Novi merupakan perantau, nenek dan adik laki-laki satu-satunya tinggal di Semarang, sedang ibunya sejak dulu menetap di Jakarta. Novi ikut sepupunya di Makassar, sejak SMP. Selain sekolah ia akan membantu sepupunya mengurusi restoran miliknya. Novi sangat jago masak. Ia selalu menjadi koki yang hebat. Tak heran, ketika bersamanya Novi membuka catering kecil-kecilan. Pelanggannya tentu mahasiswa yang biasa punya  hajatan.
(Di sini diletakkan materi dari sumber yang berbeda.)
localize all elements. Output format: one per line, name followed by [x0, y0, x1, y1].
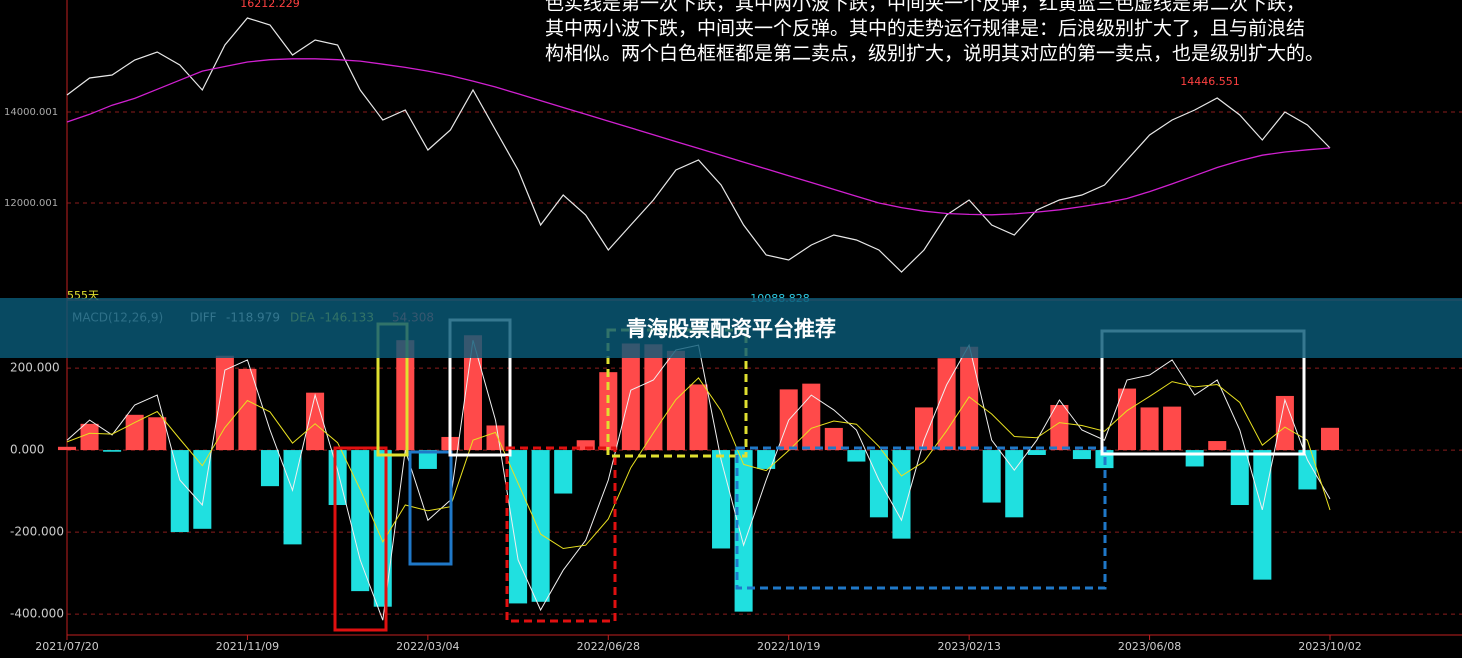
macd-bar — [80, 423, 99, 451]
macd-bar — [1163, 406, 1182, 451]
macd-bar — [1005, 450, 1024, 518]
y-tick-label: -200.000 — [10, 525, 64, 539]
annotation: 16212.229 — [240, 0, 300, 10]
box — [408, 450, 453, 566]
x-tick-label: 2022/03/04 — [396, 640, 459, 653]
macd-bar — [757, 450, 776, 469]
banner: 青海股票配资平台推荐 — [0, 298, 1462, 358]
macd-bar — [621, 343, 640, 451]
box — [505, 446, 617, 623]
x-tick-label: 2023/02/13 — [937, 640, 1000, 653]
y-tick-label: 12000.001 — [4, 198, 58, 209]
macd-bar — [847, 450, 866, 462]
macd-bar — [283, 450, 302, 545]
macd-bar — [418, 450, 437, 469]
macd-bar — [644, 344, 663, 451]
macd-bar — [1208, 441, 1227, 451]
macd-bar — [396, 340, 415, 451]
macd-bar — [892, 450, 911, 539]
macd-bar — [1320, 427, 1340, 451]
macd-bar — [57, 446, 77, 451]
macd-bar — [802, 383, 821, 451]
macd-bar — [463, 335, 482, 451]
macd-bar — [1117, 388, 1137, 451]
price-line — [66, 17, 1331, 273]
macd-bar — [554, 450, 573, 494]
x-tick-label: 2023/06/08 — [1118, 640, 1181, 653]
y-tick-label: 14000.001 — [4, 107, 58, 118]
note-line: 色实线是第一次下跌，其中两小波下跌，中间夹一个反弹，红黄蓝三色虚线是第二次下跌， — [545, 0, 1305, 15]
macd-bar — [148, 417, 167, 451]
x-tick-label: 2021/07/20 — [35, 640, 98, 653]
macd-bar — [193, 450, 212, 529]
x-tick-label: 2022/10/19 — [757, 640, 820, 653]
macd-bar — [982, 450, 1001, 503]
note-line: 构相似。两个白色框框都是第二卖点，级别扩大，说明其对应的第一卖点，也是级别扩大的… — [545, 43, 1324, 65]
macd-bar — [1027, 450, 1046, 455]
box — [333, 446, 388, 632]
macd-bar — [170, 450, 189, 533]
y-tick-label: -400.000 — [10, 607, 64, 621]
macd-bar — [1275, 395, 1294, 451]
macd-bar — [689, 384, 708, 451]
macd-bar — [824, 427, 843, 451]
macd-bar — [576, 440, 595, 451]
macd-bar — [869, 450, 888, 518]
macd-bar — [351, 450, 370, 592]
macd-bar — [509, 450, 528, 604]
macd-bar — [328, 450, 347, 506]
macd-bar — [260, 450, 280, 487]
macd-bar — [666, 350, 685, 451]
macd-bar — [1140, 407, 1159, 451]
macd-bar — [103, 450, 122, 452]
x-tick-label: 2023/10/02 — [1298, 640, 1361, 653]
note-line: 其中两小波下跌，中间夹一个反弹。其中的走势运行规律是：后浪级别扩大了，且与前浪结 — [545, 18, 1305, 40]
macd-bar — [1050, 404, 1069, 451]
macd-bar — [712, 450, 731, 549]
macd-bar — [960, 346, 979, 451]
macd-bar — [531, 450, 550, 602]
x-tick-label: 2022/06/28 — [577, 640, 640, 653]
macd-bar — [125, 414, 144, 451]
macd-bar — [373, 450, 392, 607]
box — [735, 446, 1107, 590]
price-line — [66, 58, 1331, 216]
macd-bar — [306, 392, 325, 451]
macd-bar — [215, 355, 234, 451]
banner-text: 青海股票配资平台推荐 — [626, 317, 836, 341]
macd-bar — [937, 358, 956, 451]
y-tick-label: 0.000 — [10, 443, 44, 457]
macd-line — [66, 377, 1331, 550]
macd-bar — [1230, 450, 1249, 506]
macd-bar — [915, 407, 934, 451]
y-tick-label: 200.000 — [10, 361, 60, 375]
annotation: 14446.551 — [1180, 75, 1240, 88]
macd-bar — [1298, 450, 1317, 490]
macd-bar — [1253, 450, 1272, 580]
macd-bar — [486, 425, 505, 451]
macd-bar — [238, 368, 257, 451]
macd-bar — [734, 450, 753, 612]
x-tick-label: 2021/11/09 — [216, 640, 279, 653]
macd-bar — [1072, 450, 1091, 460]
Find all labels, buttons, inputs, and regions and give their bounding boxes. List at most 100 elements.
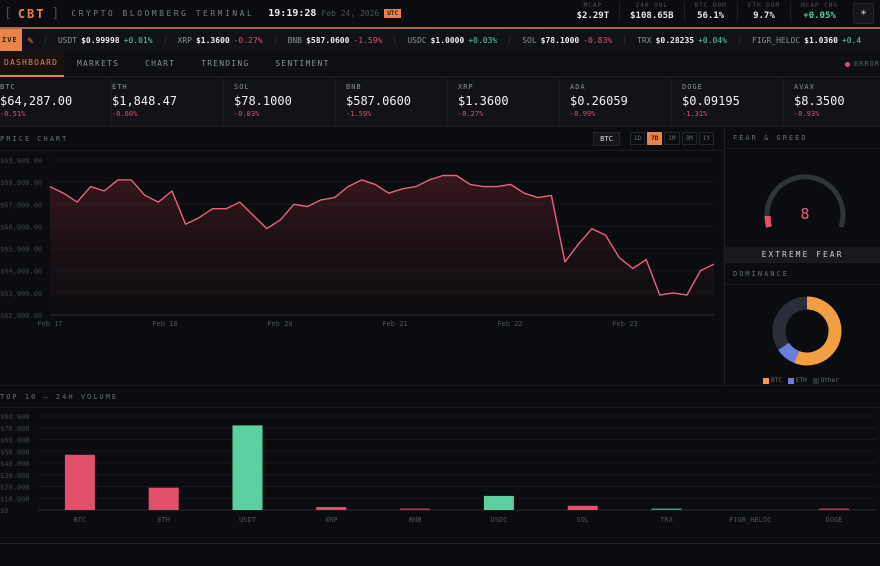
svg-text:Feb 20: Feb 20: [267, 320, 292, 328]
svg-text:Feb 17: Feb 17: [37, 320, 62, 328]
btc-swatch-icon: [763, 377, 769, 384]
svg-text:$20.00B: $20.00B: [0, 484, 30, 492]
range-3m-button[interactable]: 3M: [681, 132, 697, 145]
svg-text:$60.00B: $60.00B: [0, 437, 30, 445]
svg-text:$30.00B: $30.00B: [0, 472, 30, 480]
other-swatch-icon: [812, 377, 819, 384]
card-symbol: AVAX: [794, 83, 815, 91]
volume-bar-chart[interactable]: $0 $10.00B $20.00B $30.00B $40.00B $50.00B $60…: [0, 408, 880, 538]
clock: 19:19:28: [268, 8, 317, 19]
tab-dashboard[interactable]: DASHBOARD: [0, 50, 64, 77]
price-card-avax[interactable]: AVAX $8.3500 -0.93%: [784, 77, 880, 126]
card-price: $0.26059: [570, 94, 628, 108]
price-line-chart[interactable]: $62,000.00 $63,000.00 $64,000.00 $65,000.00…: [0, 152, 724, 362]
stat-value: $108.65B: [630, 11, 674, 21]
price-card-xrp[interactable]: XRP $1.3600 -0.27%: [448, 77, 560, 126]
svg-text:XRP: XRP: [325, 516, 338, 524]
market-stats: MCAP $2.29T 24H VOL $108.65B BTC DOM 56.…: [567, 2, 848, 21]
legend-eth: ETH: [787, 377, 807, 384]
ticker-symbol: SOL: [522, 35, 537, 45]
ticker-item[interactable]: FIGR_HELOC $1.0360 +0.4: [739, 35, 873, 45]
price-chart-panel: PRICE CHART BTC 1D 7D 1M 3M 1Y $62,000.0…: [0, 127, 725, 385]
ticker-item[interactable]: SOL $78.1000 -0.83%: [509, 35, 624, 45]
svg-text:$10.00B: $10.00B: [0, 495, 30, 503]
price-chart-title: PRICE CHART: [0, 134, 69, 143]
ticker-item[interactable]: %: [24, 36, 45, 45]
main-nav: DASHBOARD MARKETS CHART TRENDING SENTIME…: [0, 50, 880, 77]
brand: [ CBT ]: [4, 6, 59, 21]
ticker-item[interactable]: USDC $1.0000 +0.03%: [394, 35, 509, 45]
card-symbol: DOGE: [682, 83, 703, 91]
card-symbol: SOL: [234, 83, 250, 91]
card-change: -0.93%: [794, 110, 820, 118]
connection-status: ERROR: [844, 51, 880, 77]
fear-greed-gauge: 8: [764, 174, 846, 228]
price-card-sol[interactable]: SOL $78.1000 -0.83%: [224, 77, 336, 126]
dominance-widget: DOMINANCE BTC ETH Other: [725, 263, 880, 385]
tab-trending[interactable]: TRENDING: [201, 59, 250, 68]
range-1y-button[interactable]: 1Y: [698, 132, 714, 145]
price-chart-header: PRICE CHART BTC 1D 7D 1M 3M 1Y: [0, 127, 724, 151]
legend-other: Other: [812, 377, 839, 384]
ticker-item[interactable]: BNB $587.0600 -1.59%: [274, 35, 395, 45]
dominance-donut[interactable]: [771, 295, 843, 367]
fear-greed-label: EXTREME FEAR: [725, 247, 880, 262]
asset-selector[interactable]: BTC: [593, 131, 620, 146]
price-card-eth[interactable]: ETH $1,848.47 -0.60%: [1, 77, 224, 126]
stat-btc-dom: BTC DOM 56.1%: [683, 2, 737, 21]
svg-text:Feb 21: Feb 21: [382, 320, 407, 328]
stat-24h-vol: 24H VOL $108.65B: [619, 2, 683, 21]
ticker-symbol: USDC: [407, 35, 427, 45]
card-symbol: ADA: [570, 83, 586, 91]
dominance-title: DOMINANCE: [725, 263, 880, 285]
ticker-symbol: XRP: [177, 35, 192, 45]
price-cards: BTC $64,287.00 -0.51% ETH $1,848.47 -0.60% S…: [0, 77, 880, 127]
ticker-fragment: %: [28, 35, 33, 45]
ticker-symbol: USDT: [57, 35, 78, 45]
legend-btc: BTC: [763, 377, 782, 384]
price-card-ada[interactable]: ADA $0.26059 -0.99%: [560, 77, 672, 126]
dominance-legend: BTC ETH Other: [763, 377, 839, 384]
svg-text:$67,000.00: $67,000.00: [0, 201, 42, 209]
top-header: [ CBT ] CRYPTO BLOOMBERG TERMINAL 19:19:…: [0, 0, 880, 27]
ticker-items: % USDT $0.99998 +0.01% XRP $1.3600 -0.27% BN…: [24, 35, 873, 45]
svg-text:USDT: USDT: [239, 516, 257, 524]
svg-text:Feb 18: Feb 18: [152, 320, 177, 328]
stat-mcap: MCAP $2.29T: [567, 2, 620, 21]
range-1m-button[interactable]: 1M: [664, 132, 680, 145]
card-change: -1.59%: [346, 110, 372, 118]
legend-label: Other: [820, 377, 839, 384]
ticker-symbol: FIGR_HELOC: [752, 35, 801, 45]
ticker-item[interactable]: TRX $0.28235 +0.04%: [624, 35, 739, 45]
status-text: ERROR: [853, 60, 880, 68]
bracket-left: [: [4, 6, 12, 21]
stat-label: ETH DOM: [747, 2, 781, 9]
card-change: -0.60%: [112, 110, 138, 118]
card-change: -0.51%: [0, 110, 26, 118]
ticker-change: +0.04%: [698, 35, 727, 45]
price-card-doge[interactable]: DOGE $0.09195 -1.31%: [672, 77, 784, 126]
ticker-price: $0.99998: [81, 35, 120, 45]
card-price: $64,287.00: [0, 94, 73, 108]
price-card-bnb[interactable]: BNB $587.0600 -1.59%: [336, 77, 448, 126]
svg-text:TRX: TRX: [660, 516, 673, 524]
ticker-change: -1.59%: [353, 35, 383, 45]
ticker-item[interactable]: XRP $1.3600 -0.27%: [164, 35, 275, 45]
svg-text:SOL: SOL: [576, 516, 589, 524]
tab-chart[interactable]: CHART: [145, 59, 176, 68]
price-card-btc[interactable]: BTC $64,287.00 -0.51%: [0, 77, 112, 126]
tab-markets[interactable]: MARKETS: [77, 59, 120, 68]
svg-text:USDC: USDC: [490, 516, 507, 524]
ticker-change: -0.83%: [583, 35, 613, 45]
stat-value: +0.05%: [803, 11, 836, 21]
ticker-item[interactable]: USDT $0.99998 +0.01%: [44, 35, 165, 45]
theme-toggle-button[interactable]: ☀: [853, 3, 874, 24]
range-1d-button[interactable]: 1D: [629, 132, 646, 145]
tab-sentiment[interactable]: SENTIMENT: [275, 59, 330, 68]
logo[interactable]: CBT: [17, 6, 46, 21]
fear-greed-value: 8: [800, 205, 809, 223]
fear-greed-widget: FEAR & GREED 8 EXTREME FEAR: [725, 127, 880, 263]
range-7d-button[interactable]: 7D: [647, 132, 663, 145]
card-price: $1,848.47: [112, 94, 178, 108]
svg-text:Feb 23: Feb 23: [612, 320, 637, 328]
Tahun kedua kuliah, karena sesuatu hal sepupunya harus kembali ke Jakarta. Terpaksa Novi harus mencari rumah lain untuk tinggal. Nah, cerita ini bermula dari sana. Bersama beberapa teman kuliahnya, kemudian menyewa rumah yang kami namai Villa teknik. Ceritaa ini bukan tentang Villa teknik. Suatu hari saya akan bercerita tentang rumah itu. Sekarang saya ingin melepas kerinduanku pada sahabat baikku dengan menulis tentangnya.
Novi, perempuan keras, yang selalu membukakan pintu untukku ketika rumah lain telah tertutup, atau ketika tubuhku sangat membutuhkan tempat untuk merebahkan diri sejenak.
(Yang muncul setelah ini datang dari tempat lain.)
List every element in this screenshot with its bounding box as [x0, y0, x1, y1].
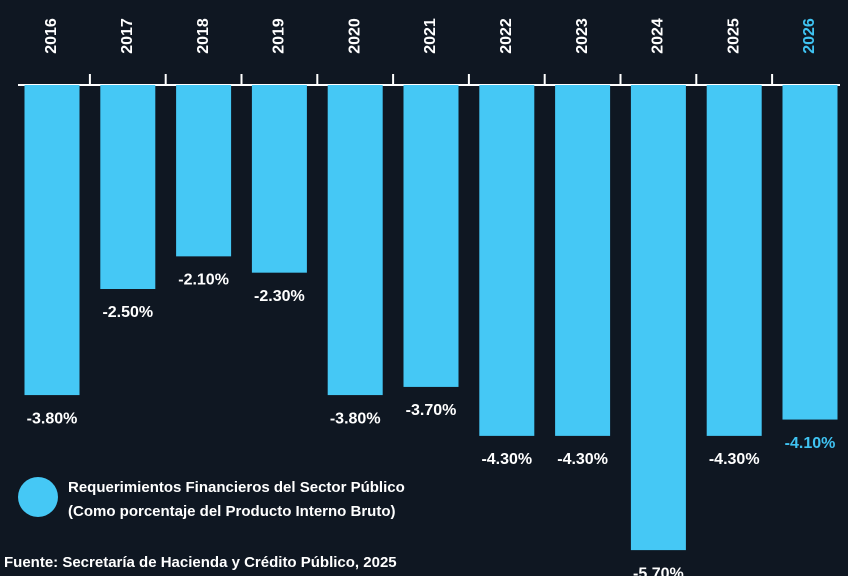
legend-label: Requerimientos Financieros del Sector Pú…	[68, 479, 405, 496]
x-tick-label: 2021	[422, 18, 439, 54]
x-tick-label: 2022	[498, 18, 515, 54]
bar	[479, 85, 535, 436]
x-tick-label: 2024	[650, 18, 667, 54]
x-tick-label: 2018	[195, 18, 212, 54]
x-tick-label: 2016	[43, 18, 60, 54]
value-label: -2.30%	[254, 288, 305, 305]
bar	[100, 85, 156, 289]
bar	[403, 85, 459, 387]
bar	[555, 85, 611, 436]
bar	[782, 85, 838, 420]
x-tick-label: 2023	[574, 18, 591, 54]
x-tick-label: 2020	[346, 18, 363, 54]
source: Fuente: Secretaría de Hacienda y Crédito…	[4, 554, 397, 571]
value-label: -3.80%	[330, 410, 381, 427]
x-tick-label: 2026	[801, 18, 818, 54]
x-tick-label: 2017	[119, 18, 136, 54]
value-label: -5.70%	[633, 565, 684, 576]
bar	[24, 85, 80, 396]
value-label: -2.10%	[178, 272, 229, 289]
bar	[251, 85, 307, 273]
x-tick-label: 2019	[271, 18, 288, 54]
value-label: -2.50%	[102, 304, 153, 321]
bar	[176, 85, 232, 257]
bar	[327, 85, 383, 396]
value-label: -4.30%	[557, 451, 608, 468]
legend-swatch	[18, 477, 58, 517]
bar	[630, 85, 686, 551]
legend-label: (Como porcentaje del Producto Interno Br…	[68, 503, 396, 520]
bar	[706, 85, 762, 436]
value-label: -4.30%	[481, 451, 532, 468]
value-label: -4.30%	[709, 451, 760, 468]
x-tick-label: 2025	[725, 18, 742, 54]
value-label: -3.80%	[27, 410, 78, 427]
value-label: -4.10%	[785, 435, 836, 452]
value-label: -3.70%	[406, 402, 457, 419]
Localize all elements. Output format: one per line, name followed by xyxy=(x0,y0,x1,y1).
Sekarang Novi tak lagi di Makassar, ia kembali ke Jawa begitu selesai. Awalnya bekerja pada salah satu kantor swasta di Bandung. Sekali waktu aku pernah mengunjunginya. Raut wajah yang tak berubah, tegar , lembut dan keras. Ah, ia salah satu anugrah terindah untukku. Sahabat terbaik yang tak bisa terhapus jejaknya.
Ada banyak cerita tentangnya. Perempuan yang selalu berbagi untukku. Pernah, kami betul-betul sangat miskin, sepeserpun tak ada uang di kantongku. Hari itu Novi memiliki uang 30.000 seingatku, ia berikan setengahnya untukku. Aku sempat menolaknya, namun ia kukuh membaginya untukku. Katanya aku sering diluar, sementara ia menetap di rumah. Aku akan membutuhkan uang itu. Padahal hari itu rumah sedang sepi, sebagian penghuninya menikmati liburan di kampong. Kali lain, kudapati ia bangun menyelimutiku. Aku tak pernah melupakan moment itu. Aku terkadang sangat malas bangun tengah malam untuk mencari selimut, sekalipun dingin sangat menusuk. Novi melakukannya untukku. Ia merelakan kantuknya untuk mencarikan selimut dan menutupi tubuhku yang meringkuk kedinginan.
Novi telah memiliki gadis kecil, gadis yang aku yakin akan tumbuh sekuat ibunya. Gadis yang akan mewujudkan segala mimpi ibunya. Tuhan telah menjawab doa-doanya, memberikan cinta yang pernah ia ikhlaskan.